La estafa del turismo espiritual

La pandemia mundial no ha logrado llevarse puesto uno de los mandatos más arraigados en el imaginario popular: el que reza que sólo viajando podés encontrarte con vos mismo.

Frente a nosotras, en la nocturnidad de la noche, la playa se extiende como una mesa de billar con poco uso, esa que algún tío recién divorciado compra para poner en el quincho de su casa (al que ahora llama “La Cueva”). Las tres suspiramos al mismo tiempo. El mar, muy al fondo, susurra y suelta espuma bajo la luz de la luna. Menos mal que está ahí, que a eso vinimos. Para eso nos comimos 18 horas en un coche cama dudoso que paró en todos los pueblos y ciudades entre Santa Fe e Iguazú, cruzamos la frontera entre mareas de familias argentinas en Surán que usan crocs como si no hubiera un mañana, nos subimos a un avión low cost en Foz y bajamos en Río para realizar el último tramo, el más corto, de tan sólo 180 kilómetros, en un Mercedes Benz maravilloso pero que para cada veinte minutos porque es a gas. En síntesis, 36 horas demoramos en llegar al destino final. Ya es de noche. No hay nadie en la playa más que nosotras. No hay bares, no hay joda, no hay ni ruido. Eso a simple vista. Pero lo más doloroso sucede momentos después, cuando en un arrebato de impaciencia decidimos que es mejor probar el agua del mar ahora, antes que esperar a mañana.
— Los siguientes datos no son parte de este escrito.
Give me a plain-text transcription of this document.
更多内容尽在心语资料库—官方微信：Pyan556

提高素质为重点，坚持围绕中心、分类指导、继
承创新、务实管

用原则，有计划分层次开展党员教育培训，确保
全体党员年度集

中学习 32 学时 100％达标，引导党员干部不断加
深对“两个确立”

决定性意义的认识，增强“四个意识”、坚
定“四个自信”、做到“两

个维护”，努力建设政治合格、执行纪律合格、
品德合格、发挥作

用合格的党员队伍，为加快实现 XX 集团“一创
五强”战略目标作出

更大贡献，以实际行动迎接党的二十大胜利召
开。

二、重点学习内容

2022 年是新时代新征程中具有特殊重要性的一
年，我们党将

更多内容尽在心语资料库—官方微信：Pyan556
Nos sacamos las ojotas y correteamos como egresadas entrando a la fiesta de disfraces de Grisú. Y, ¿adivinen qué? El periplo interminable nos ha traído a la única playa con agua fría de todo Brasil. No, fría no. Fría es la Setúbal, fresca, bonita. Con ese fresco litoraleño que te ronronea en la pezonera pero que no molesta. ¿Ésta? Transparente, de un color imposible de imitar, pulcra y congelada. Helada. Los pechos se me meten para dentro como si tuvieran miedo de ser afanados. Si cierro los ojos y fuerzo un poquito la imaginación bien podría estar chapoteando en el Lago Nahuel Huapi. El cansancio obra de manera misteriosa entre las tres, que logramos convencernos de que la baja temperatura del agua debe tener que ver con el hecho de que son pasadas las 10 de la noche. Yo sé que no es así. Lo sé perfectamente. Sé que las chances de que mañana esta misma playa nos reciba con el agua a temperatura “meada de pelopincho” son nulas. Pero, ¿qué quieren que les diga? Yo no me endeudé para cagarme de frío. Para cagarme de frío me quedaba en la Bristol. Y la Bristol me encanta.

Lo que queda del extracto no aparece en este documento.